La Cassazione ricostruisce anche il percorso processuale: la vicenda era già stata oggetto di una precedente pronuncia della Suprema Corte, che aveva disposto un rinvio chiedendo un approfondimento motivazionale su alcuni aspetti, in particolare sul rapporto tra l’esecutore dell’azione e l’asserito mandante e sull’interpretazione di una intercettazione ritenuta centrale. Nel giudizio di rinvio, però, la Corte d’Appello ha riesaminato gli elementi indicati e ha nuovamente confermato la responsabilità, decisione che adesso diventa definitiva con il rigetto del ricorso.
Al centro della ricostruzione giudiziaria vi è la lettura complessiva del materiale indiziario, in larga parte basato su conversazioni intercettate. In particolare, viene richiamata l’intercettazione n. 678 del 7 ottobre 2015, nella quale due soggetti avrebbero parlato della necessità di ottenere l’assenso di un esponente apicale indicato come “Massimo” o “Lui” per poter procedere all’azione.
La Cassazione dà conto del ragionamento seguito dai giudici di merito: pur in assenza di un “riscontro documentale” diretto dell’ordine, l’intervento del presunto mandante viene ritenuto provato attraverso una valutazione unitaria degli indizi, collegando quanto emerso prima dell’azione (la necessità del via libera) a quanto emerso dopo (le rivendicazioni e i riferimenti al favore richiesto da “Massimo di Catania”).
Nella sentenza viene ricostruito un quadro di relazioni tra consorterie criminali operanti in aree diverse: il clan Cappello a Catania e la famiglia Giuliano nel Siracusano, con riferimenti anche a intercettazioni acquisite in un separato procedimento (“Penelope”). Secondo la ricostruzione accolta nei gradi di merito, l’autore materiale dell’azione (già condannato in via definitiva come organizzatore) avrebbe agito in un contesto di rapporti e equilibri tra i gruppi.

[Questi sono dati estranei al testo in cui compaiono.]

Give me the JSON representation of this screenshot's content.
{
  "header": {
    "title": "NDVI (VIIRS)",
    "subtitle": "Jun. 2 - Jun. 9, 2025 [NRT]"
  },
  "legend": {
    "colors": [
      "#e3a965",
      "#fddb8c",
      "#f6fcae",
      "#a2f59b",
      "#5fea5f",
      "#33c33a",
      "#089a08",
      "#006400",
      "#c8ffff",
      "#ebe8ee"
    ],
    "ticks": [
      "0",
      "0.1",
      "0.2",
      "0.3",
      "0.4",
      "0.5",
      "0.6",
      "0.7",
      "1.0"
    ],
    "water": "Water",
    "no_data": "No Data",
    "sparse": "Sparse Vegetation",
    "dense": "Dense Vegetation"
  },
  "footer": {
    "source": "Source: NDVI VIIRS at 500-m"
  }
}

L’azione di danneggiamento/incendio riguarda mezzi riconducibili alla Dusty s.r.l., società impegnata nella gestione dei rifiuti in alcuni comuni del Siracusano, con deposito a Pachino. Questo è il punto “territoriale” che rende la vicenda rilevante fuori dal perimetro strettamente processuale: l’atto incendiario viene letto come espressione di pressioni e intimidazioni in un ambito – quello dei servizi e degli appalti legati ai rifiuti – storicamente esposto a interessi criminali, con ricadute dirette su sicurezza, concorrenza e controllo economico.